A diverse financial ecosystem to grow a sustainable economy

A more diverse financial industry structure – in which financial institutions have different business models, investment horizons and risk appetites – is needed to meet the targets for the Paris Climate Agreement and Sustainable Development Goals. This means breaking down banking monocultures to foster a more diverse ecosystem of sustainable finance partners, and helping the financial community to get involved in projects at an earlier stage.

Increased financial sector diversity

Create a toolkit for European cities, regions and public authorities on how best to convene a diverse ecosystem of sustainable finance partners – including impact investors, public banks, commercial banks, values-based banks, philanthropic research/innovation funders, local banks/ credit unions, cooperatives and crowdfunding platforms together with mainstream finance and public finance institutions – to avoid the sector being dominated by one business model.

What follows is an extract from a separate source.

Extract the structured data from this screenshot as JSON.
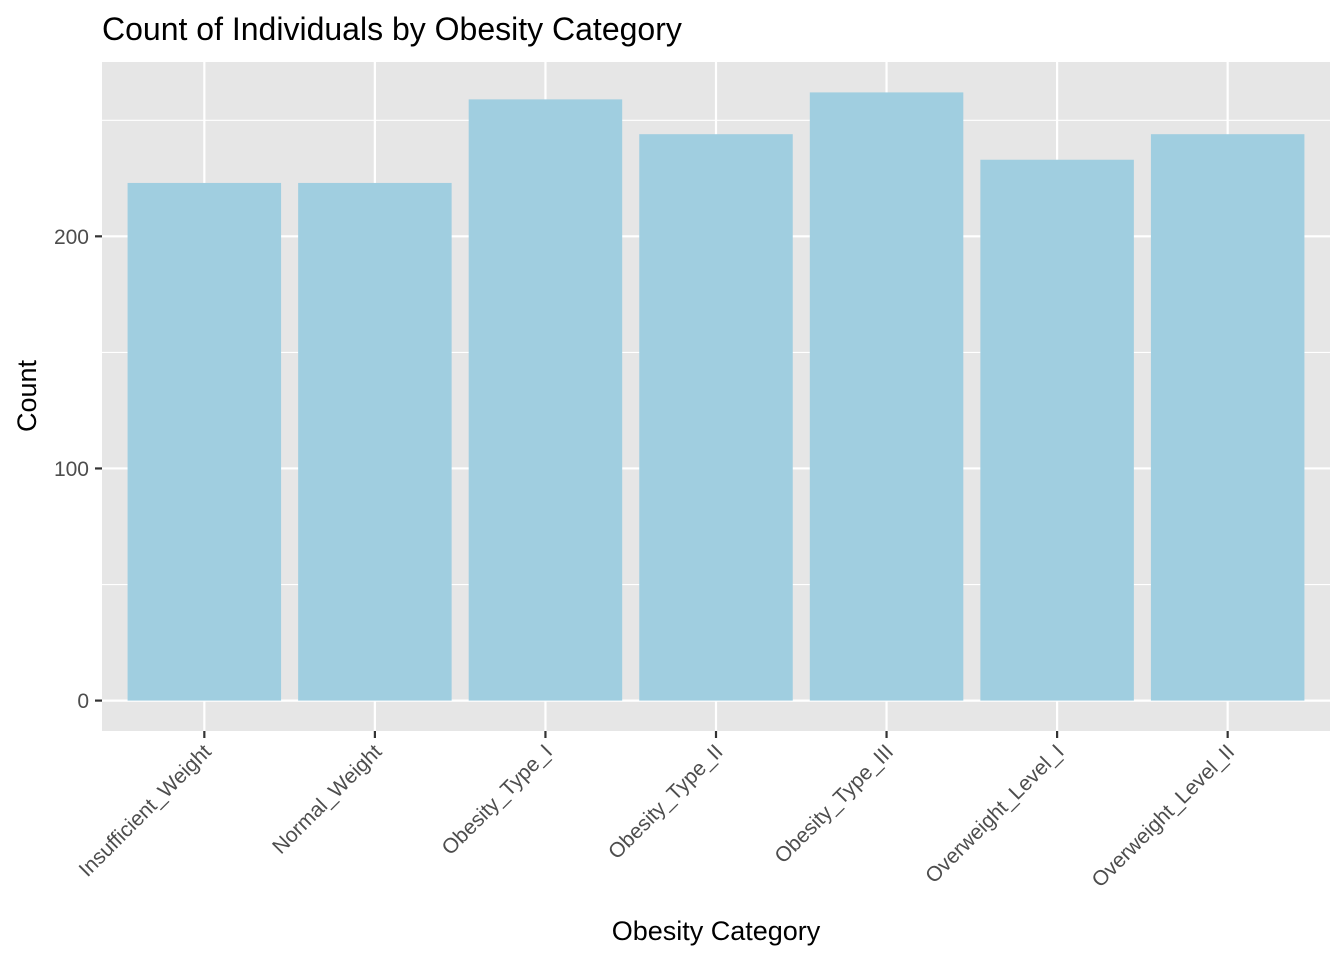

A European hub for sustainable investments

Create ‘Sustainable Infrastructure Europe’ as a centre of expertise and catalyst, where a diverse ecosystem of sustainable finance partners can co-develop projects, develop best practices and methodologies, share information about funding, and provide connections between similar projects.

Sustainable finance for all

Most people want to invest in a sustainable future. But when it comes to the choices available to individuals in Europe, the most direct and impactful investments are rendered inaccessible by regulation in almost all Member States. Some national initiatives to promote sustainable retail investing have worked well and could be replicated at EU level.

European Sustainability Funds for citizen investors

Create a new EU regulatory regime for sustainable investment funds available to ordinary citizens – opening these up for impact investment into long-term assets, based on expanding and generalizing some tried and tested models. A “UCISS” regime (Undertakings for Collective Investments in Sustainable Securities) could build on the success of UCITS (for transferable securities).

Sustainability – the reason why finance should make money

Being a leader in sustainability and an effective partner in new sustainable developments could be a major opportunity for value creation within the financial industry. This will need new competencies and channels of accountability at every level of the organisation, and transparency about the sustainability of financial firms’ activities.

Sustainability training for finance workers

European Banking Federation to work with national banking associations to promote sustainable leadership and to encourage the uptake of accredited sustainability training and competency programs in all financial institutions.

Managing what matters most

To make real progress towards sustainability means ensuring that there is genuine focus on the long-term social, environmental and economic issues that matter, and being genuinely transparent about progress.

Reporting on sustainability

Add sustainability metrics to financial institutions’ reporting, building on the French Article 173 approach to carbon emissions reporting, so that firms report on the proportion of the balance sheet that is SDG-compliant or not, alongside standard metrics such as profit and growth.

Loyalty Shares

Adopt a common recognition of ‘L-shares’, in which investors acquire additional benefits after holding a share for a number of years, across the EU, potentially with harmonised incentives, to tilt the balance towards loyal, long-term investors and enable companies to remain more focused on the long-term issues that matter most.